Consolidating monitoring for a complex SaaS application at scale

One of the benefits that we recognize from Outlyer, is that we’ve been able to pull old monitoring tools out of place, put Outlyer in place and we’re starting to converge everything into Outlyer so that we have a single place to go to for our Dashboards to look at everything.

Mark Schliemann, VP Technical Operations

About Moz

Moz is a Software-as-a-Service company serving over 28,000 customers headquartered in Seattle, USA. The company provides online applications that help inbound marketers with their marketing efforts and SEO.

Moz has a large and complex environment to host their SaaS applications for customers. Running on over 1,500 virtual machines, hosted on over 400 physical servers across 2 private data centers in the U.S. their environment consists of custom applications written in over a dozen languages, huge database clusters running MySQL, Reddis, Riak, HBase and MongoDB, storing 65TB of data in total, and are a large OpenStack user with a 1.5PT Swift object store.

Moz’s Monitoring Challenges

As Moz’s infrastructure grew, with multiple teams responsible for different areas of the service, the number of Open-Source monitoring solutions run at Moz quickly exploded. There was no consistent setup of each tool, resulting in different levels of coverage across their infrastructure, and making it painful for Moz to setup monitoring for new services added to their Production infrastructure.

In addition, there was no clear visibility of how different areas of the service was performing, as the tools didn’t provide easy to view and share Dashboards that could be shared not just with Operations, but Developers and Business Stakeholders.

Moz was also moving more into the world of DevOps too, which required them to provide monitoring as a self-service solution to their different product Development teams.

How Outlyer Helped

Moz is currently rolling out Outlyer across all of it’s infrastructure to consolidate and replace all their existing monitoring solutions.

Outlyer has provided a flexible but consistent framework that all theirs teams can collaborate around to easily setup monitoring for new services in Production, and has allowed them to quickly create highly visual, and easily sharable, dashboards for the services they care about, improving their visibility and coverage across their entire infrastructure.

As you can imagine, monitoring 1,500 VMs in real-time also created a scaling challenge for Moz’s legacy monitoring solutions, and Outlyer has removed this issue entirely.
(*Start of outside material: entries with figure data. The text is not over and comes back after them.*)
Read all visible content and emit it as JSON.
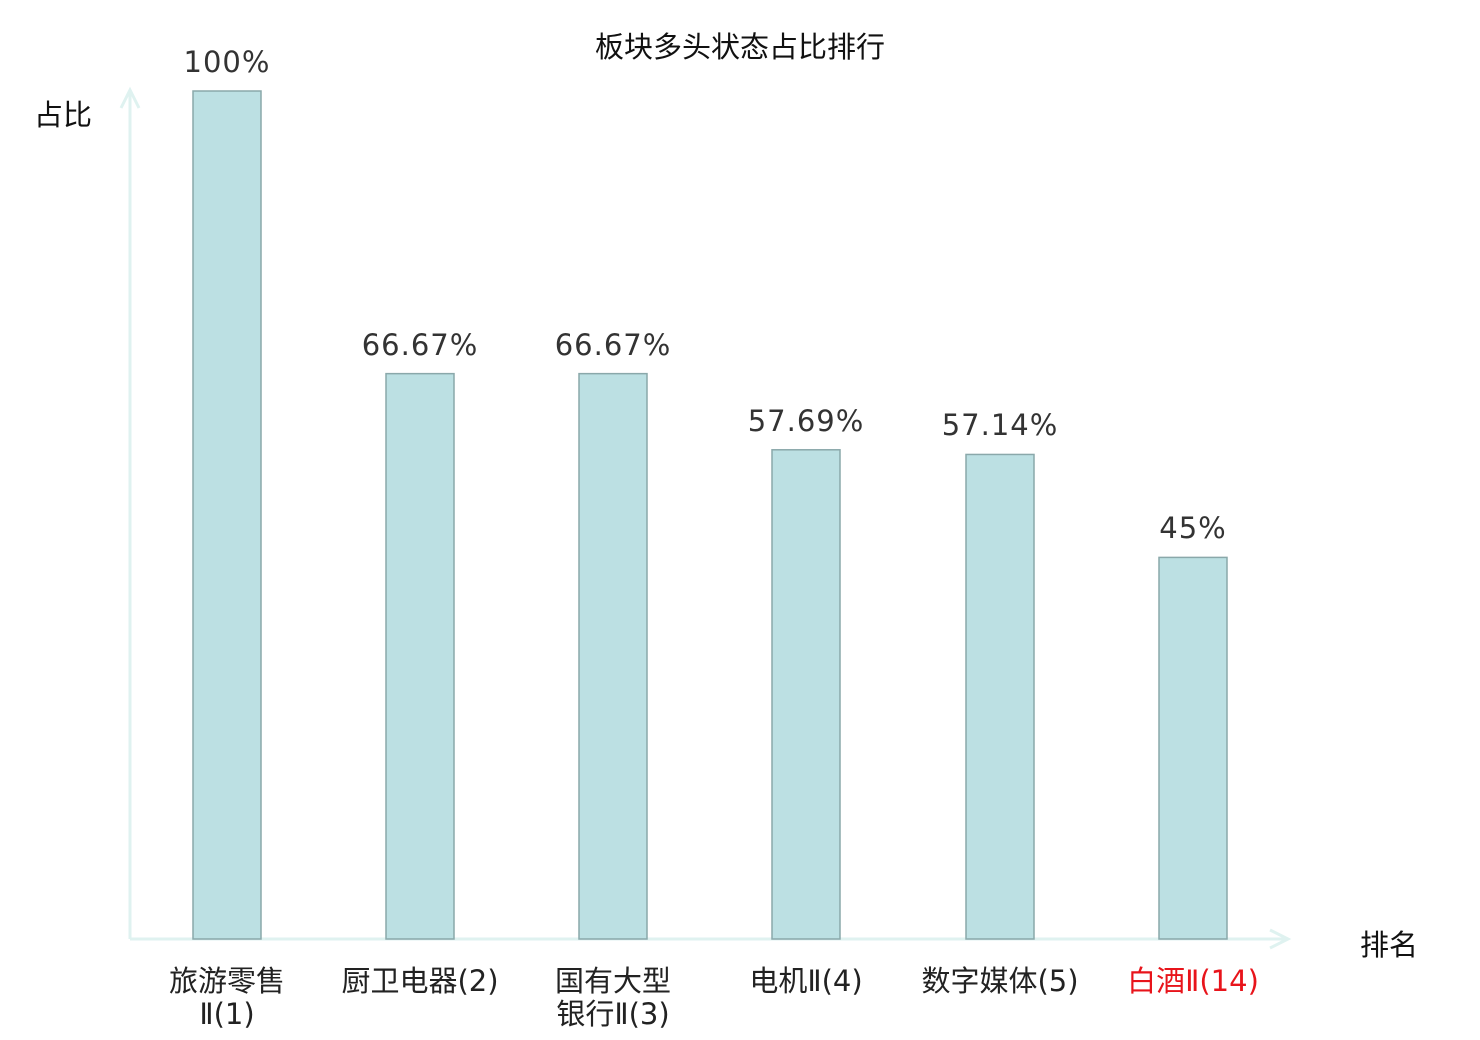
{
  "chart_data": {
    "type": "bar",
    "title": "板块多头状态占比排行",
    "xlabel": "排名",
    "ylabel": "占比",
    "categories": [
      "旅游零售Ⅱ(1)",
      "厨卫电器(2)",
      "国有大型银行Ⅱ(3)",
      "电机Ⅱ(4)",
      "数字媒体(5)",
      "白酒Ⅱ(14)"
    ],
    "category_lines": [
      [
        "旅游零售",
        "Ⅱ(1)"
      ],
      [
        "厨卫电器(2)"
      ],
      [
        "国有大型",
        "银行Ⅱ(3)"
      ],
      [
        "电机Ⅱ(4)"
      ],
      [
        "数字媒体(5)"
      ],
      [
        "白酒Ⅱ(14)"
      ]
    ],
    "values": [
      100,
      66.67,
      66.67,
      57.69,
      57.14,
      45
    ],
    "value_labels": [
      "100%",
      "66.67%",
      "66.67%",
      "57.69%",
      "57.14%",
      "45%"
    ],
    "highlighted_category_index": 5,
    "ylim": [
      0,
      100
    ],
    "grid": false,
    "colors": {
      "bar_fill": "#bce0e3",
      "bar_stroke": "#8aa8aa",
      "axis": "#dff2f0",
      "highlight": "#e8141b"
    }
  }
}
Moz sends as many metrics as they need to Outlyer and no longer has to manage and scale large amounts of monitoring infrastructure, freeing up their team to focus on higher value tasks.

In future they are planning to roll out Outlyer as a self-service monitoring solution to all their development teams, so that they can write their own Nagios checks, and collect the metrics they care about to display on Dashboards and alert off.

Key Results

  • Consolidated all their infrastructure & service monitoring into Outlyer increasing coverage and visibility across their service.
  • Achieved greater visibility across the organization and other teams on how Moz’s services were performing, with easily sharable dashboards.
  • Saved considerable time across the team, who no longer have to manage and scale on-premise monitoring solutions, and can get other teams to setup their own monitoring without their involvement as a self-service solution.